Everyone started to laugh, but he was serious.
Women connect with each other differently and provide support systems that help each other to deal with stress and difficult life experiences.
Physically, this quality “girlfriend time” helps us to create more serotonin – a neurotransmitter that helps combat depression and can create a general feeling of well-being. Women share feelings, whereas men often form relationships around activities. They rarely sit down with a buddy and talk about how they feel or how their personal lives are going. Jobs? Yes. Sports? Yes. Cars? Yes. Fishing, hunting, golf? Yes. But their feelings? Rarely.
Women do it all of the time. We share from our souls with our sisters/mothers, and evidently that is very good for our health. The same professor said that spending time with a friend is just as important to our general health as jogging or working out at a gym. Just wow. Does this mean I can skip the gym? ANYWAYS…
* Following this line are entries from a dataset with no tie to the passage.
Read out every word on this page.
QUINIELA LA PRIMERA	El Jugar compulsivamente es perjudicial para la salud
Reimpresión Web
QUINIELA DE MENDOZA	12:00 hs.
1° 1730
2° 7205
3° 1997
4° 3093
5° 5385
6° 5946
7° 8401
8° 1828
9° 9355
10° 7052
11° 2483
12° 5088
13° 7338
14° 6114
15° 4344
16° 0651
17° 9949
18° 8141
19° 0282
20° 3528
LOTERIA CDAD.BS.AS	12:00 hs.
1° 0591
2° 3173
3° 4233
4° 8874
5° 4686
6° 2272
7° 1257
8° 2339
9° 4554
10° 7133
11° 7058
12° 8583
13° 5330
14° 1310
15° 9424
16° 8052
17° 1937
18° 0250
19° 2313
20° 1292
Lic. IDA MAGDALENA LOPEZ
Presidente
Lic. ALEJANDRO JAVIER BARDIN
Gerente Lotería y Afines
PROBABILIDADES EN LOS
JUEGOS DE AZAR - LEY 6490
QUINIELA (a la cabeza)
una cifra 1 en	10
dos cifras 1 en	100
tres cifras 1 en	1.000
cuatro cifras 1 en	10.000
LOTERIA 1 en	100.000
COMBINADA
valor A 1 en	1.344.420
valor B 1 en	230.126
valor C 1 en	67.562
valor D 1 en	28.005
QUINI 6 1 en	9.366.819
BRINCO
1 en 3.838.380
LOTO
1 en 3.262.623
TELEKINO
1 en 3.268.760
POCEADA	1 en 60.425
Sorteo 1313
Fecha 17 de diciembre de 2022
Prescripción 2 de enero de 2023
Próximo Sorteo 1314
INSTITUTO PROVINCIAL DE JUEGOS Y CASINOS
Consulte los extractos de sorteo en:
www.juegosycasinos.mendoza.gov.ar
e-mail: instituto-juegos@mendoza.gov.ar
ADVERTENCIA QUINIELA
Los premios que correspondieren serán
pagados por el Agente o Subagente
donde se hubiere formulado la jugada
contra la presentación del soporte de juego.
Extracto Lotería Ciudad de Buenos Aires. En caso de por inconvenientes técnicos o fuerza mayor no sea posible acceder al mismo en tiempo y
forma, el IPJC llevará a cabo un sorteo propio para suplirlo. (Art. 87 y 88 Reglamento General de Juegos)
There’s a tendency to think that when we are “exercising,” we are doing something good for our bodies, but when we are hanging out with friends, we are wasting our time and should be more productively engaged—this is so NOT true.
In fact, he said that failure to create and maintain quality personal relationships with other humans is as dangerous to our physical health as smoking!
So, let’s toast to our friendship with our girlfriends. Clearly it’s very good for our health.
Do you make time for your girlfriends or is it a struggle to keep and maintain your female friendships? This is a normal feeling. Do you make your friends a priority? I’d love to know!
Let’s all go out there and be friends to one another. Our daughters and the next generation is watching and depending on us to SHOW them – like my mom did (not just tell them) how to be a real live awesome supportive strong encouraging welcoming making-time-for-friends Godly women.